An absurd Conspiracy Club (Kellerman’s latest novel)

conspiracyclub.jpgLast night, or rather, early this morning, I finished The Conspiracy Club, Jonathan Kellerman's latest novel. It was not one of those start-it-and-read-until-your-eyes-fall-out books. But then, Kellerman's books over the last five years or so haven't been, either.

This book is not an Alex Delaware novel, for which I was glad because I've grown increasingly bored with Delaware, his lady friend Robin, the dog, but not Milo Sturgis, the detective. No, instead, this book is about psychologist Jeremy Carrier (what an awkward name) and is set at a municipal hospital somewhere in the Midwest, in a city located on a lake. The city didn't really evoke Chicago--more evocative of Pittsburgh or Detroit though they don't fit the criteria (the unknown city was very disorienting because it forced a focus on it which detracted greatly from the plot).

The story opens with Jeremy going through the motions of life after his girlfriend, a nurse, was murdered. I almost wrote, "brutally murdered," but realized that all murders are brutal and I'm lately hyper-aware of clichs -- mainly from watching the evening news.

Back to the story. Jeremy, of course, was considered a suspect by the loutish-but-sharp detectives (Kellerman's male cops are all loutish, stoutish, on the crude side, but sharp). When more women are murdered and carved up in the same manner as Jeremy's girlfiend, the cops focus on him even more. But, naturally, Our Hero is innocent, it seems. And for someone who is the focus of a serial killer investigation, his life sure wasn't hell. More like chance encounters with Det. Lout.

Then, the mysterious retired pathologist, Dr. Chess, takes an interest in Jeremy and begins dropping clues about the girlfriend's murder. Chess takes him to a fancy dinner at some kind of club, where Jeremy meets other mysterious people such as a judge, a retired diplomat, a brilliant scientist, etc. The whole dinner scene was quite unbelievable and rather pointless. A lot of this book is rather pointless. The premise is extraordinarily weak -- if Chess knew who the frelling killer was, why did several more women have to die, why didn't he just work with the cops instead of feeding Jeremy these abstruse clues and hoping the shrink would get a clue? This wasn't exactly one of those dinner and a mystery evenings -- women were being sliced and diced for real.

Anyway, the Good Shrink Carrier gets involved with another woman, a resident name of Angela, and of course he's all reticent and guarded with her and so forth. Problem is, I never believed Carrier gave a rat's ass about Angela as much as I believed his was just going with the flow. So the romance didn't work for me.

Finally, at long last and after many, many, many digressions and a singular lack of what could pass as a clue about how to use the Internet to find out information about people, Jeremy figures out Chess' clues. Or does he?
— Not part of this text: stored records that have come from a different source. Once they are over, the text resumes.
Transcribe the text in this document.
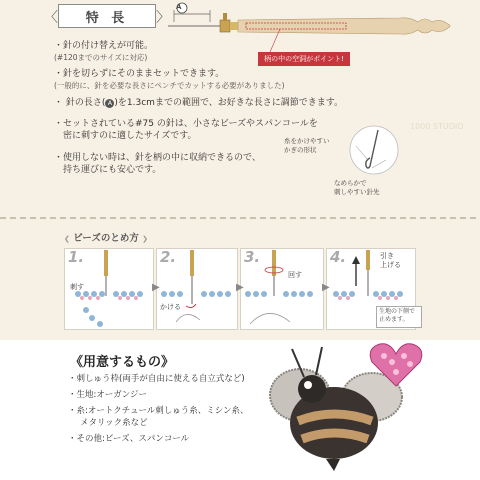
〈	特 長	〉
A
柄の中の空洞がポイント!
・ 針の付け替えが可能。
(#120までのサイズに対応)
・ 針を切らずにそのままセットできます。
(一般的に、針を必要な長さにペンチでカットする必要がありました)
・ 針の長さ( A )を1.3cmまでの範囲で、お好きな長さに調節できます。
・ セットされている#75 の針は、小さなビーズやスパンコールを
密に刺すのに適したサイズです。
・ 使用しない時は、針を柄の中に収納できるので、
持ち運びにも安心です。
糸をかけやすい
かぎの形状
なめらかで
刺しやすい針先
1000 STUDIO
❮ ビーズのとめ方 ❯
1.	2.	3.	4.
▶	▶	▶
刺す
かける
回す
引き
上げる
生地の下側で
止めます。
《用意するもの》
・刺しゅう枠(両手が自由に使える自立式など)
・生地:オーガンジー
・糸:オートクチュール刺しゅう糸、ミシン糸、
メタリック糸など
・その他:ビーズ、スパンコール
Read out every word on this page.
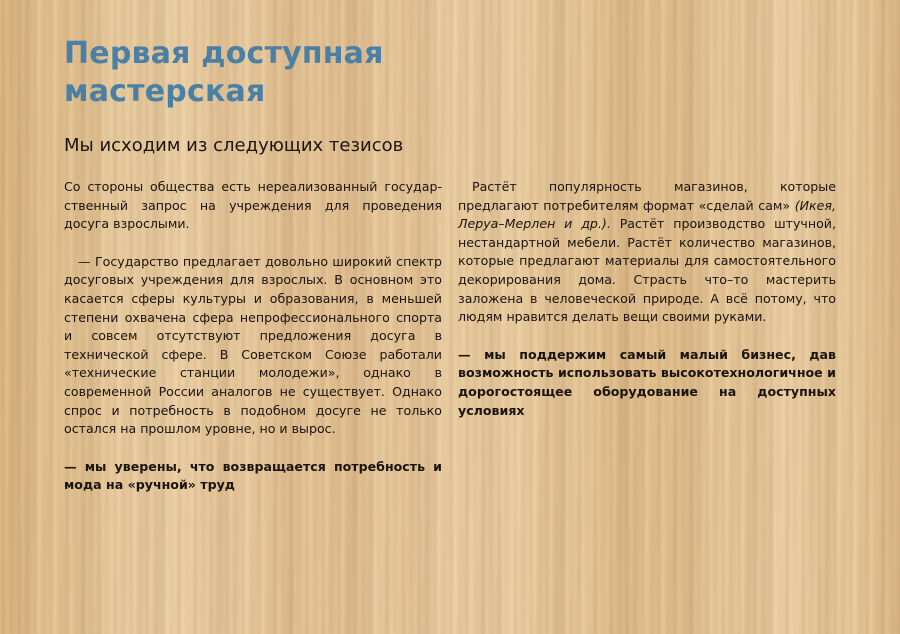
Первая доступная
мастерская
Мы исходим из следующих тезисов

Со стороны общества есть нереализованный государственный запрос на учреждения для проведения досуга взрослыми.

— Государство предлагает довольно широкий спектр досуговых учреждения для взрослых. В основном это касается сферы культуры и образования, в меньшей степени охвачена сфера непрофессионального спорта и совсем отсутствуют предложения досуга в технической сфере. В Советском Союзе работали «технические станции молодежи», однако в современной России аналогов не существует. Однако спрос и потребность в подобном досуге не только остался на прошлом уровне, но и вырос.

— мы уверены, что возвращается потребность и мода на «ручной» труд

Растёт популярность магазинов, которые предлагают потребителям формат «сделай сам» (Икея, Леруа–Мерлен и др.). Растёт производство штучной, нестандартной мебели. Растёт количество магазинов, которые предлагают материалы для самостоятельного декорирования дома. Страсть что–то мастерить заложена в человеческой природе. А всё потому, что людям нравится делать вещи своими руками.

— мы поддержим самый малый бизнес, дав возможность использовать высокотехнологичное и дорогостоящее оборудование на доступных условиях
The ending is one of those ultra-convenient "Smedley Saves the Day In the Nick of Time" devices and the whole thing is not, repeat NOT, worth the time invested in reading it. The book is hackwork. There are theories by Amazon reviewers that this is one of Kellerman's very early works dusted off and offered as an antidote to recent Delaware novels. I can buy that. This book certainly is amateur enough to be an early attempt. One of those books that gets published only because the author has enough clout, and is enough of a rainmaker, to get the publisher to go along with it. Either that, or there's some serious slippage going on here.

It's not nearly as awful as my all-time nomination for worst book ever by a normally good writer, Patricia Cornwell's Hornet's Nest. Not by a long shot. But compared with Kellerman's best, it's bad enough that it will make me think twice before investing much time (let alone money) in his next book.